1月17日(金) 広島市中区加古町にある広島文化学園HBGホールで「広島交響楽団 第396回 定期演奏会」を聴く。

広島市中区加古町にある広島文化学園HBGホールで「広島交響楽団 第396回 定期演奏会」を聴く。


ヴァイオリン&コンサートマスター:フォルクハルト・シュトイデ

ヴィオラ:安保惠麻

コンサートマスター:佐久間聡一


ベートーヴェン:ロマンス第2番 ヘ長調

モーツァルト:ヴァイオリンとヴィオラのための協奏交響曲 変ホ長調

モーツァルト:交響曲第41番 ハ長調「ジュピター」

アンコール

モーツァルト:アイネ・クライネ・ナハトムジーク 第4楽章


前日と異なって大ホールでのヴァイオリンの響きは遠いわけではないが、遠く、昨日のコンサートがいかに良い位置で音楽を鑑賞できたのかわかった。管弦楽でのロマンスは、昨日のピアノ版ではあれほど太い存在感で画面も空間も占めていた音色は印象が少し離れたようで、オーケストラとのシンフォニーをより感じるものだった。


協奏曲では、楽しむ、そんな印象を第一に持った愉快で親和力のある演奏だった。ヴィオラの安保さんと団員の関係に、頼りがいのあるシュトイデさんも加わり、舞台の中心を境に弦の対比が戯れる心を持って仲良く掛け合い、全体のオーケストレーションでは指揮者のいない中でのより自由で統一感のある響きが素晴らしかった。見守る、そんな仲間意識が古いサロンでの演奏会でもあっただろうと思い起こさせて、中心にいるソリスト二人の見事な調和が導入部の緊張を忘れさせて、ホール全体に統一する綺麗なハーモニーが生まれていた。曲そのものも素晴らしく良いが、定期演奏会というかしこまった形式ではなく、先生のいない臨時授業で各自が思い思いに楽しむような和やかさがあった。


そして交響曲がこれまた素晴らしく良く、伝統ある一流の楽団のコンサートマスターが一人加わるだけで、これほどまで管弦楽の色を変えてしまうのかと、その存在の大きさに敬服してしまった。前回の広響との演奏会で聴いた時も弦の存在が映えていたのは覚えているものの、フレージングのなかに潜んでいる細かいニュアンスがこれほどまでにあるのかと、また表現されるのかと、一滴が染めるコップの水の色を喚起させられた。

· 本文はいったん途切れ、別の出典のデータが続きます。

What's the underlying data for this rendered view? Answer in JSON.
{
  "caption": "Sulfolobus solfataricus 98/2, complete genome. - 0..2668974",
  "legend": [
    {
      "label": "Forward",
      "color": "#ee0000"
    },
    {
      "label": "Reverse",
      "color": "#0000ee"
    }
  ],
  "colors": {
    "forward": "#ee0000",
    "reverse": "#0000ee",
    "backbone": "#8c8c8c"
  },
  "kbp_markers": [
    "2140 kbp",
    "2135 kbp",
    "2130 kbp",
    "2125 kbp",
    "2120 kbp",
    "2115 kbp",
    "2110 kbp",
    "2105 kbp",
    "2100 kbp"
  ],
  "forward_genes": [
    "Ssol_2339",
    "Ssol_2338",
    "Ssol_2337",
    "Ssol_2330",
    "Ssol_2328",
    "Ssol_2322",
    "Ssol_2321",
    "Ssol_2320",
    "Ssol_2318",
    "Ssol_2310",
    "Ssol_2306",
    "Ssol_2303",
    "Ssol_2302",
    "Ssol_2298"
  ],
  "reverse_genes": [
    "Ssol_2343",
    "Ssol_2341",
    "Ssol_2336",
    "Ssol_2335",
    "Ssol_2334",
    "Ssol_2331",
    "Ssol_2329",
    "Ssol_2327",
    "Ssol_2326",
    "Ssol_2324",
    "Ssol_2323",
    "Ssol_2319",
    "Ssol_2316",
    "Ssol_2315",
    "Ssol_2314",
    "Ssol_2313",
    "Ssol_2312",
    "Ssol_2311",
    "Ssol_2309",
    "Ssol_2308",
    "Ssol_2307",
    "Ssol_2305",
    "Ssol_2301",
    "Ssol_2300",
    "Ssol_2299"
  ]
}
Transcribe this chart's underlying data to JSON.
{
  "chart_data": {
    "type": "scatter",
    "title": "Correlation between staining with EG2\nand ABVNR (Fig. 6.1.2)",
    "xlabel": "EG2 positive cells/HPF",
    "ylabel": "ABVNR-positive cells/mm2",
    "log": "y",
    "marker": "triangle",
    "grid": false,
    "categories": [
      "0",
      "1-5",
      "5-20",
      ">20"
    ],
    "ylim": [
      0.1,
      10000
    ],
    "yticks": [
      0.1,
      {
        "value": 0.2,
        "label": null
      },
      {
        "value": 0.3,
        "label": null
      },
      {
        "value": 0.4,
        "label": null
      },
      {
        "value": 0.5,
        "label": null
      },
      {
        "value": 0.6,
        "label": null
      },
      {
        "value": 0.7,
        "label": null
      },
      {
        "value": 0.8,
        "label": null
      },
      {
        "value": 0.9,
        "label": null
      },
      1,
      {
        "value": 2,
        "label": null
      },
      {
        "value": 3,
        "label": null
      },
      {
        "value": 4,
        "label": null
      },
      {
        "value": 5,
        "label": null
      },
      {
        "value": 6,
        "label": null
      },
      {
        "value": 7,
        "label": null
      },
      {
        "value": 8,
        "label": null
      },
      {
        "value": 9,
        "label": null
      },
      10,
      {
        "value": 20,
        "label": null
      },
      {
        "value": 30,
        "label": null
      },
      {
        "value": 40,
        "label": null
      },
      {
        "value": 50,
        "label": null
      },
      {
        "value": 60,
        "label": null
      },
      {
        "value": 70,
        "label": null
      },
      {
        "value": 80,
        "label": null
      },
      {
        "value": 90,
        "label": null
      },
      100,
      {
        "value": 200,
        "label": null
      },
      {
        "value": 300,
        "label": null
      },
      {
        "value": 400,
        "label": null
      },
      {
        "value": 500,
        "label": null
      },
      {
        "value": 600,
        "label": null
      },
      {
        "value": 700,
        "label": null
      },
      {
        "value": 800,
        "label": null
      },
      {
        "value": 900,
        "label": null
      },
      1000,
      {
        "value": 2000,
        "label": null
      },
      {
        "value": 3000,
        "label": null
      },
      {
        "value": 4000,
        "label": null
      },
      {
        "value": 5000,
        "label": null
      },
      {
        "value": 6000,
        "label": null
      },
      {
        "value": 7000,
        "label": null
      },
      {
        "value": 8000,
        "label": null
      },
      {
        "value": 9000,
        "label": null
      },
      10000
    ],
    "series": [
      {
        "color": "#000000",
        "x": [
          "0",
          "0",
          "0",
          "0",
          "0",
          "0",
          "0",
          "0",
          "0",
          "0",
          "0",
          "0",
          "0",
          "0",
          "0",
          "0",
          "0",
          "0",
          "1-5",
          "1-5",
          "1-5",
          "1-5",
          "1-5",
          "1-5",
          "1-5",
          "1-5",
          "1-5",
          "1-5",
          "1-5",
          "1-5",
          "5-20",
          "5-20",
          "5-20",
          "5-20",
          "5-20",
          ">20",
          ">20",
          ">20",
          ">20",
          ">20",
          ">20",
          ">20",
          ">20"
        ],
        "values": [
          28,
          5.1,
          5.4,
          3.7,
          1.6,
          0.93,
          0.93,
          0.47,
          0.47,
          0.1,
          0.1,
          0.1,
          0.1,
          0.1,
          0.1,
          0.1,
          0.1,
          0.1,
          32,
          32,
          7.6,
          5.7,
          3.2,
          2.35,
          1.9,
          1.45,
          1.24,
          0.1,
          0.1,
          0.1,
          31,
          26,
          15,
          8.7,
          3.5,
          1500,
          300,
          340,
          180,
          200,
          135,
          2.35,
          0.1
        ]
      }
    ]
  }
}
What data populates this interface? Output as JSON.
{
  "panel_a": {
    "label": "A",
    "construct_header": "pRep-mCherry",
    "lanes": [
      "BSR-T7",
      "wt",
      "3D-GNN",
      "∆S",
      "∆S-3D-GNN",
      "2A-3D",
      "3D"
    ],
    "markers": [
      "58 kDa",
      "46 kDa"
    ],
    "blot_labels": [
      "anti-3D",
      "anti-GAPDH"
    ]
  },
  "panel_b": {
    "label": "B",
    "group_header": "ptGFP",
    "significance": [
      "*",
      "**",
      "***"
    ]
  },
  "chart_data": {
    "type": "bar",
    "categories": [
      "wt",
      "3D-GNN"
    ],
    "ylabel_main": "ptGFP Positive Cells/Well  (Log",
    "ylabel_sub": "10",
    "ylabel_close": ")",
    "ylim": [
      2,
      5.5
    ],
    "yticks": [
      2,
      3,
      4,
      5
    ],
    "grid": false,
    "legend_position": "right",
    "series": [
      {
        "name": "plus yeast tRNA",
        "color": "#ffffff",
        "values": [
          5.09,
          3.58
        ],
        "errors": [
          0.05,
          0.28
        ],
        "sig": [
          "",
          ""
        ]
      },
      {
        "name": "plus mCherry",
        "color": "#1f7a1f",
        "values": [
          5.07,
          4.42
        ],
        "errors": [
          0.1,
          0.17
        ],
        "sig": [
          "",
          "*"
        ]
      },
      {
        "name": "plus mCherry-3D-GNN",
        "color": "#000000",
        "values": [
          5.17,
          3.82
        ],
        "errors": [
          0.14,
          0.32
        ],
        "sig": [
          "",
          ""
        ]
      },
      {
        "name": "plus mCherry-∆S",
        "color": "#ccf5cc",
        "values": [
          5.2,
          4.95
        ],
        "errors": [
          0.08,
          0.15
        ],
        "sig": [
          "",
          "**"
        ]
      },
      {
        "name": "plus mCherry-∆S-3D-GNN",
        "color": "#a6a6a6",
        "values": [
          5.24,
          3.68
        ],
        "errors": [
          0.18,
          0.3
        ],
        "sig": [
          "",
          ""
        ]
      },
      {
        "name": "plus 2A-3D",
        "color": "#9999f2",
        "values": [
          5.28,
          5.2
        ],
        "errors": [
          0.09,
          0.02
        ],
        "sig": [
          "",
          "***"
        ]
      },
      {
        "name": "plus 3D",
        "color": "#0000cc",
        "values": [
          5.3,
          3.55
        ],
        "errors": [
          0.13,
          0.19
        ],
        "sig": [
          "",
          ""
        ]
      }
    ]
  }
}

大きく素早い演奏によってくっきり聴こえるシュトイデさんの音色に、オーケストラは呼吸を合わせて同化していく。第4楽章で管楽器の存在は上がってきたが、やはり弦が一定して良く、言葉では表せない抑揚やアクセント、フレージングなどに、短絡的にウィーンフィルのエッセンスを感じてしまった。ほとんど知らないくせにだ。そして何よりもモーツァルトのこの曲の偉大さを今更に思い知った。以前は40番などの短調を好んでいたが、この曲の構成と無駄のなさ、複雑だが簡潔に膨らむ展開の豊かさ、それでいて輝かしいスケールの大きさは恐るべきもので、フーガ好きの自分は第4楽章の構造に他の作曲家にはない音楽の一つの真理を目の当たりにするようだった。ルネサンスの芸術家によるマニエリスムの天上の筋肉が、重力から逃れた霊的な宇宙の階調を持って軽快に紡いでいくようで、一言でいえば神の芸術を感じるものだった。


アンコールはさっとウィーンを流し、余裕綽々とシュトイデさんは舞台を去っていった。自立性を持った演奏会は、優れて美しく、それでいて楽しい演奏会だった。来季の広響プログラムではシュトイデさんの出演がなかったのが、本当に悲しい。